Some distributions strive to be on the cutting-edge. I count Fedora, openSUSE, and Ubuntu in this category. They release new stuff every few months. So you get to work with what’s new. For example, on Ubuntu, I found Django packages ready to install and work. Since I wanted a package and I found it, I was able to start working. I did not have to jump through hoops just to get to the point where I would be able to work.

Enterprise

Yes, an enterprise version would be more stable and maybe more secure. But it is also less likely to include new technology in an easily accessible format. Taking the example of Django, I have not found any tutorial on the web to install it on CentOS using an RPM package. All tutorials I have read ask you to download and install from source. Yes, it’s the traditional way to do things but if package management is the future, we should look for packages first and source code later. Now if I am developing and deploying an application developed with Django, I want to have the peace of mind that I installed a package that had been tested to work well with the whole operating system, and not something I installed without knowing how it would turn out.
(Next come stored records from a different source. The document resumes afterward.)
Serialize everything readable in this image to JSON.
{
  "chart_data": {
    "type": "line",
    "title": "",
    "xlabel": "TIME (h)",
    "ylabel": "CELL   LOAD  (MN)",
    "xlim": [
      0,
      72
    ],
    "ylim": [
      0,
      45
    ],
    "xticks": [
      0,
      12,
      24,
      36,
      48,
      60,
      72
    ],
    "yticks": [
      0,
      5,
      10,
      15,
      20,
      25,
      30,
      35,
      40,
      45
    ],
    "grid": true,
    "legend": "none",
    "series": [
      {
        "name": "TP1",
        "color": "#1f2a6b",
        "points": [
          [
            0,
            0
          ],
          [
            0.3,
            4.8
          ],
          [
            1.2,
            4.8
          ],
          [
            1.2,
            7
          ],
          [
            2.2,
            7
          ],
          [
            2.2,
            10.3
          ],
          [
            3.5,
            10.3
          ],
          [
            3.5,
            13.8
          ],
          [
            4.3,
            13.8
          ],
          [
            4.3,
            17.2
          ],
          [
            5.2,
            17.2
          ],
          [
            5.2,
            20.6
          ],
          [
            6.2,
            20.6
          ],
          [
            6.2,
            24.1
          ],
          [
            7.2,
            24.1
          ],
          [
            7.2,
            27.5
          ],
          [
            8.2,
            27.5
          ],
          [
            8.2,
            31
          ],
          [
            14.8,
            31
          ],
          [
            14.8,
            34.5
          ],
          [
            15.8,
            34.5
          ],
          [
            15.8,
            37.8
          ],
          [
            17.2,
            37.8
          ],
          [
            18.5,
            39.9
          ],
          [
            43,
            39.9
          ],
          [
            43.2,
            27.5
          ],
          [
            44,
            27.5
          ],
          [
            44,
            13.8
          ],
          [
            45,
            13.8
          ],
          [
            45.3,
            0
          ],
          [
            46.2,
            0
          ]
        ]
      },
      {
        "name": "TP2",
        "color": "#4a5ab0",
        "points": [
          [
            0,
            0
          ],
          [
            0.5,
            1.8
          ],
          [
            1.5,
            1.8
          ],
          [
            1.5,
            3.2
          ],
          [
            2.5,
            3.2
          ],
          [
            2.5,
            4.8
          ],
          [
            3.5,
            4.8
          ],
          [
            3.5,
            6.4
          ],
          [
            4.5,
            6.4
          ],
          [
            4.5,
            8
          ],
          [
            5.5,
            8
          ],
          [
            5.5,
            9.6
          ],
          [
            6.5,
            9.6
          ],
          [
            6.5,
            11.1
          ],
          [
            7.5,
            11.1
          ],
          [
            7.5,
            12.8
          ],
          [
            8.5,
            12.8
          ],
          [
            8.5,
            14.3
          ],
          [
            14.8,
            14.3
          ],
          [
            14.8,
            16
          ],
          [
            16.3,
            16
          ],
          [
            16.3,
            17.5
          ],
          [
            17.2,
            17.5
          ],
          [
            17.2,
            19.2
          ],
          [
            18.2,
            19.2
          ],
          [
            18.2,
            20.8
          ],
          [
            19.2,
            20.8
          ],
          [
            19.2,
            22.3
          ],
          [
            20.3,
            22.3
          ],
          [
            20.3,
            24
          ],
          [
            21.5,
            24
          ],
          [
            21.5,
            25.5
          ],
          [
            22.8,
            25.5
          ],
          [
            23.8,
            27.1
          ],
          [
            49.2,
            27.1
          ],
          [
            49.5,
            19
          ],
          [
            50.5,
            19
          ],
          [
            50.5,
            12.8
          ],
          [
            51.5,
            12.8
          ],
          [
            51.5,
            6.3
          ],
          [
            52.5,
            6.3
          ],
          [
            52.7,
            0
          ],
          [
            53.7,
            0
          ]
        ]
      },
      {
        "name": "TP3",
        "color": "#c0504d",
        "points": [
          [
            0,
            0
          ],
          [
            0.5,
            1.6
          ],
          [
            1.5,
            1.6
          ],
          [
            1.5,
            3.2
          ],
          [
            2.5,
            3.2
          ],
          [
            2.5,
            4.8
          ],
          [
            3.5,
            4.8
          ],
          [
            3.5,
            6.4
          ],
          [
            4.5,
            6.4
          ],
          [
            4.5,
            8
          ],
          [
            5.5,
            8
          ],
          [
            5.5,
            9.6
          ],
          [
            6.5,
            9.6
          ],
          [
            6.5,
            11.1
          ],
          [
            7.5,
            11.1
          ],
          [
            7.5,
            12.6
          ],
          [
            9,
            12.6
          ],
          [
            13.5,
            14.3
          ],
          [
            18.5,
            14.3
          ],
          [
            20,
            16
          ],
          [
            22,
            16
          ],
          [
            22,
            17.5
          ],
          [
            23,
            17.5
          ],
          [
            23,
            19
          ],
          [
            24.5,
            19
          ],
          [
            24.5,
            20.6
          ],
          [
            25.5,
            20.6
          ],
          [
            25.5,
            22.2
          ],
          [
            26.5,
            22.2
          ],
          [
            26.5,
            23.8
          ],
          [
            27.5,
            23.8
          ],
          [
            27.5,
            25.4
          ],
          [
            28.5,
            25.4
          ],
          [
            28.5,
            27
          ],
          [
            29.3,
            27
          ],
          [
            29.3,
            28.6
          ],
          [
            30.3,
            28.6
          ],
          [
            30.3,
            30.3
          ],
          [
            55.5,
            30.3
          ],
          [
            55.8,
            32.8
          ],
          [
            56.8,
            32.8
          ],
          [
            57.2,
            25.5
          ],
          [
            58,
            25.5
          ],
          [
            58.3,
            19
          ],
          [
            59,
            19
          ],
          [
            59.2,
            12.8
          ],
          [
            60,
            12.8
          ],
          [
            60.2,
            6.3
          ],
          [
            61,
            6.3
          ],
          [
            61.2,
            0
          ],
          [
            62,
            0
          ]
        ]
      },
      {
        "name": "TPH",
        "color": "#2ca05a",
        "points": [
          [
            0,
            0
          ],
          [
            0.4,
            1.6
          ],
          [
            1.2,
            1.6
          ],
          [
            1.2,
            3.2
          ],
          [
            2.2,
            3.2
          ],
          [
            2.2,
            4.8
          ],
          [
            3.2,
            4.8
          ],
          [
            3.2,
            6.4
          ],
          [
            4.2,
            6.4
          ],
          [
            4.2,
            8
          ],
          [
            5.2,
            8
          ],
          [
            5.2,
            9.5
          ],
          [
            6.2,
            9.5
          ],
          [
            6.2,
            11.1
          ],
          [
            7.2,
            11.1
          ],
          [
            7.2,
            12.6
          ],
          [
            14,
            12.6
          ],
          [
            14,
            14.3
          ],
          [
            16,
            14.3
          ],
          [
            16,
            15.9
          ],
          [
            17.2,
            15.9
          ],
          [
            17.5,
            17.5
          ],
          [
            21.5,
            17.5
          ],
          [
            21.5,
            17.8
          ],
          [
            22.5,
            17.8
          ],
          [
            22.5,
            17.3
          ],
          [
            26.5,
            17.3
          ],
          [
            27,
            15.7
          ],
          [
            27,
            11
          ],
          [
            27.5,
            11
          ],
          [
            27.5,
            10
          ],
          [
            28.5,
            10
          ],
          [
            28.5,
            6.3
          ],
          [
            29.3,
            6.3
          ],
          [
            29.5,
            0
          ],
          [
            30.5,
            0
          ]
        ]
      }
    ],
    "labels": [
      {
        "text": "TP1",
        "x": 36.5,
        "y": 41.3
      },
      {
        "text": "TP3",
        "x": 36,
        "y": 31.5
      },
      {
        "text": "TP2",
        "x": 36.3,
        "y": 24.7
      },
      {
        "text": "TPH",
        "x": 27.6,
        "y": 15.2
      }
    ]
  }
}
To me this is the most important point after hardware support. I am willing to learn a whole another distribution if it is enterprise level with great hardware support but also keeps up with new technology. Since not one distribution will always fill these requirements, we have to look at the best tool for the job at hand.

Security

I was shocked to learn a few days ago that Ubuntu server’s default firewall policy was to accept all traffic. CentOS, on the other hand, has a pretty aggressive firewall policy. Combined with recent scandal of Debian and OpenSSL, it has dented my confidence in Ubuntu. It’s not that Ubuntu is insecure, it’s just the appearance of security in the ecosystem is absent (to me, at least). It’s also not that these things cannot be rectified by me, it’s that why would I need to take an extra step when a prudent decision could do it for me in the first place.

Another aspect I look to is being root. Does one have to actually be root or would sudo do? I like the sudo model better since it forces you to actually type your permission when doing critical work. Yes, if you are careful su and su - would work as well as sudo. But I like the added carefulness of sudo. So the first thing I do after installing a distribution is to see if it has sudo and then enable it for at least one user.

Support

Support is a very important part of decision-making process. Support may be of three kinds: distribution creator, third-party professional, and community and friends. Support includes help as well as software updates. One can get help from many sources, and community is an essential part of this support ecosystem. It can get you started and get you out of trouble. Almost all (ok, maybe all) distributions provide software updates. Then there is an extra level of support which we know as enterprise or corporate support (think Red Hat). It is provided by either the creators and maintainer of the distribution or from third-party entities.

For a home user, software updates and community support should be sufficient. For a business, however, ‘corporate’ support is essential on production systems. Businesses like to pay someone to get extra insurance in case it is needed. If a server is essential to business operations, it is very important that the team running the server knows what it is doing, has community support for minor issues, and corporate support when things go really bad.

Red Hat, Novell, and Canonical provide this kind of support as they create their distributions. Of course, if you have a good team running your servers, you may not need to get corporate support. But if your manager is a non-technical person, she will most probably require it. And if it’s not your money being spent, why argue?

Conclusion

This was meant to be a discussion of factors I would look into when choosing a distribution. Nothing more, nothing less.

Disclaimer: I have edited, and will edit, this post as new arguments come up.